What to pick, then? I'll go with 1996. It was the first time I'd spent Christmas with my birth/growing up family in years. In my years at FantaCo, e.g., I never went to North Carolina for Christmas because that was the height of the retail season. In fact, often we didn't celebrate Christmas until MLK day, after the annual inventory was finished. Other years involved going to the home of a friend or a girlfriend. The last several we've spent at my in-laws'.

The two things that were cool about 1996: my niece Alexandra was about to turn six; her birthday, unfortunately for her, is five days after Christmas. It's rather nice to be in the presence of a child that age who's so looking forward to Christmas.

The other thing was my gift to Alex, which was some reversible print clothing outfit of some sort that I had purchased at a clothing fair a few days earlier. I was loath to buy clothing for people I don't see often, but this ensemble spoke to me. Not only did she like it, her mother, my sister Marcia, liked it as well. They (my mother, sister and niece) raved about it for the two years she was able to wear it in various combinations so that it looked fresh, and even after Alex outgrew it. Uncle Roger had done well.
***

Earthrise, December 24, 1968 from Apollo 8
***
Gee, I need to get a more current seasonal picture of my family:

***
A great review of It's a Wonderful Life by Steve Bissette and how it's even more applicable in 2008.
***
He’s not just a man in a Santa suit. Roger Green takes his role of Santa Claus very seriously and even has documents to attest to his alter ego. No, it's not me, but how could I resist the link?

Tuesday, December 23, 2008

W is for Waiting


Tom Petty, or as my late friend Tom used to call him, Tommy Pett, was right: The Waiting IS the hardest part.

Whether it is something leading to road rage or throwing something at computer that is downloading files too slowly, we just can't wait. We're in a hurry. Gotta multitask or you'll miss something. Be in touch 24/7 with a variety of gadgetry.
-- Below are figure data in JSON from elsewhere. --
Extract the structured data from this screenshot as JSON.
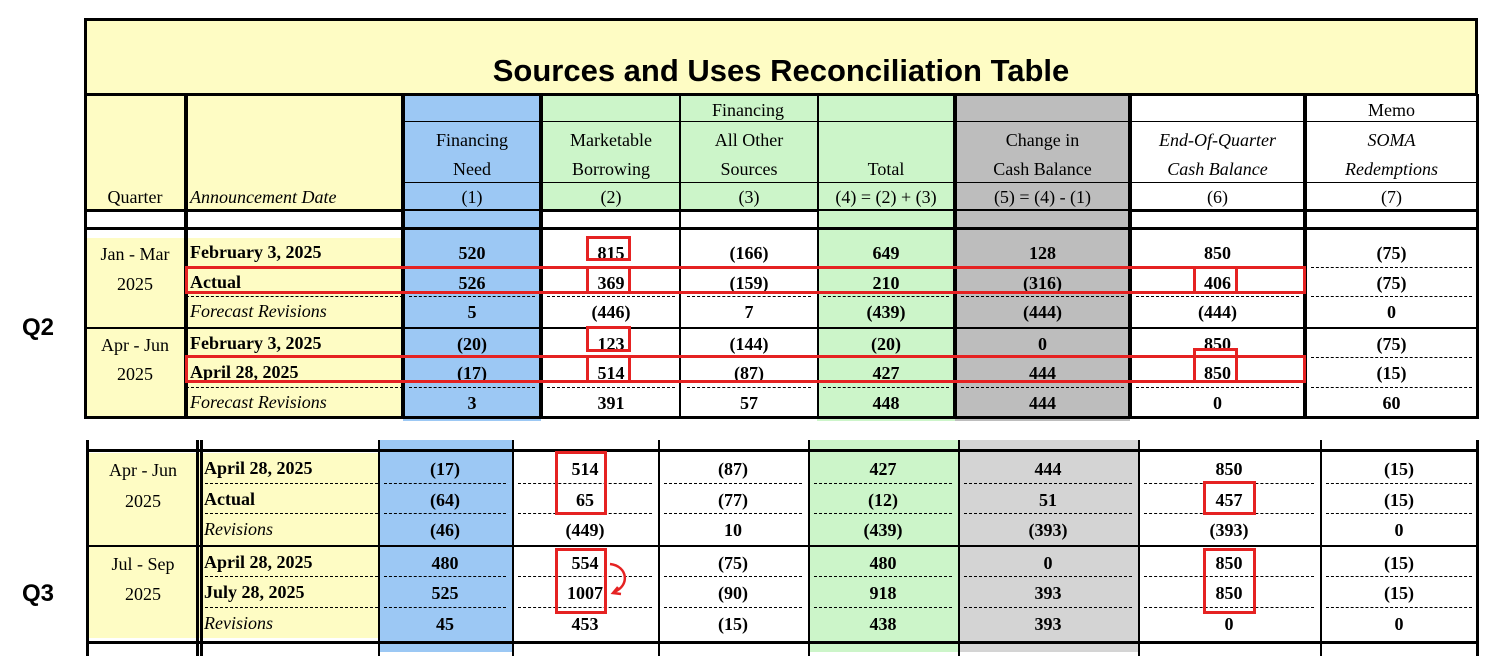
{
  "title": "Sources and Uses Reconciliation Table",
  "side_labels": {
    "q2": "Q2",
    "q3": "Q3"
  },
  "header": {
    "financing_group": "Financing",
    "memo_group": "Memo",
    "quarter": "Quarter",
    "announcement_date": "Announcement Date",
    "col1": [
      "Financing",
      "Need",
      "(1)"
    ],
    "col2": [
      "Marketable",
      "Borrowing",
      "(2)"
    ],
    "col3": [
      "All Other",
      "Sources",
      "(3)"
    ],
    "col4": [
      "Total",
      "(4) = (2) + (3)"
    ],
    "col5": [
      "Change in",
      "Cash Balance",
      "(5) = (4) - (1)"
    ],
    "col6": [
      "End-Of-Quarter",
      "Cash Balance",
      "(6)"
    ],
    "col7": [
      "SOMA",
      "Redemptions",
      "(7)"
    ]
  },
  "q2_table": {
    "groups": [
      {
        "quarter": [
          "Jan - Mar",
          "2025"
        ],
        "rows": [
          {
            "label": "February 3, 2025",
            "values": [
              "520",
              "815",
              "(166)",
              "649",
              "128",
              "850",
              "(75)"
            ]
          },
          {
            "label": "Actual",
            "values": [
              "526",
              "369",
              "(159)",
              "210",
              "(316)",
              "406",
              "(75)"
            ]
          },
          {
            "label": "Forecast Revisions",
            "values": [
              "5",
              "(446)",
              "7",
              "(439)",
              "(444)",
              "(444)",
              "0"
            ]
          }
        ]
      },
      {
        "quarter": [
          "Apr - Jun",
          "2025"
        ],
        "rows": [
          {
            "label": "February 3, 2025",
            "values": [
              "(20)",
              "123",
              "(144)",
              "(20)",
              "0",
              "850",
              "(75)"
            ]
          },
          {
            "label": "April 28, 2025",
            "values": [
              "(17)",
              "514",
              "(87)",
              "427",
              "444",
              "850",
              "(15)"
            ]
          },
          {
            "label": "Forecast Revisions",
            "values": [
              "3",
              "391",
              "57",
              "448",
              "444",
              "0",
              "60"
            ]
          }
        ]
      }
    ]
  },
  "q3_table": {
    "groups": [
      {
        "quarter": [
          "Apr - Jun",
          "2025"
        ],
        "rows": [
          {
            "label": "April 28, 2025",
            "values": [
              "(17)",
              "514",
              "(87)",
              "427",
              "444",
              "850",
              "(15)"
            ]
          },
          {
            "label": "Actual",
            "values": [
              "(64)",
              "65",
              "(77)",
              "(12)",
              "51",
              "457",
              "(15)"
            ]
          },
          {
            "label": "Revisions",
            "values": [
              "(46)",
              "(449)",
              "10",
              "(439)",
              "(393)",
              "(393)",
              "0"
            ]
          }
        ]
      },
      {
        "quarter": [
          "Jul - Sep",
          "2025"
        ],
        "rows": [
          {
            "label": "April 28, 2025",
            "values": [
              "480",
              "554",
              "(75)",
              "480",
              "0",
              "850",
              "(15)"
            ]
          },
          {
            "label": "July 28, 2025",
            "values": [
              "525",
              "1007",
              "(90)",
              "918",
              "393",
              "850",
              "(15)"
            ]
          },
          {
            "label": "Revisions",
            "values": [
              "45",
              "453",
              "(15)",
              "438",
              "393",
              "0",
              "0"
            ]
          }
        ]
      }
    ]
  },
  "colors": {
    "highlight": "#e52222",
    "yellow": "#fefcc4",
    "blue": "#9cc8f4",
    "green": "#ccf5c9",
    "grey": "#bdbdbd"
  }
}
One of my major pet peeves are people who park in crosswalks or incline planes where people with wheelchairs or carts should be able to operate, and all because the driver is "in a hurry" to stop and get a bagel that will take "just a minute", instead of waiting to park in a spot three car lengths away. One time, in my neighborhood, that very scenario took place, when a blind man walked into a car parked in a crosswalk. The man was confused and disoriented, but I was too far away to assist him. Grrr!

Waiting in line or being on hold on a telephone can be the banes of my existence. Or not. I get to choose whether I use that time to observe/to think/to relax or to let it get me down. My choice. Reading material, though, DOES help.

I get the impression that there a lot of people out there waiting for love and romance.
LINK


In fact, there seems to be plenty of reasons to wait. You don't REALLY want to go swimming right after a big meal, do you? Or hit the SEND TO ALL button when you really wanted to eviscerate only one person? Sometimes counting to 10 (or 100) will keep one from saying just that particularly wrongheaded thing that is hard to take back.

Even the good things one has difficulty waiting. We are in the season of Advent in the Christian calendar, and it's all about waiting, with those hymns in minor keys. Some just can't wait for Christmas. (Is that why the local CVS drug store started playing Christmas music BEFORE VETERANS DAY? And doesn't that just make the wait seem even longer starting music earlier?) We now have the U.S. Air Defense Command offering new high-tech ways to track Santa.

LINK
(BTW, for the song above, I was really looking for the Ollabelle version. I guess I'll have to WAIT for it to pop up on YouTube. But I DO like this version as well.)

Wait. You'd be surprised what you might find.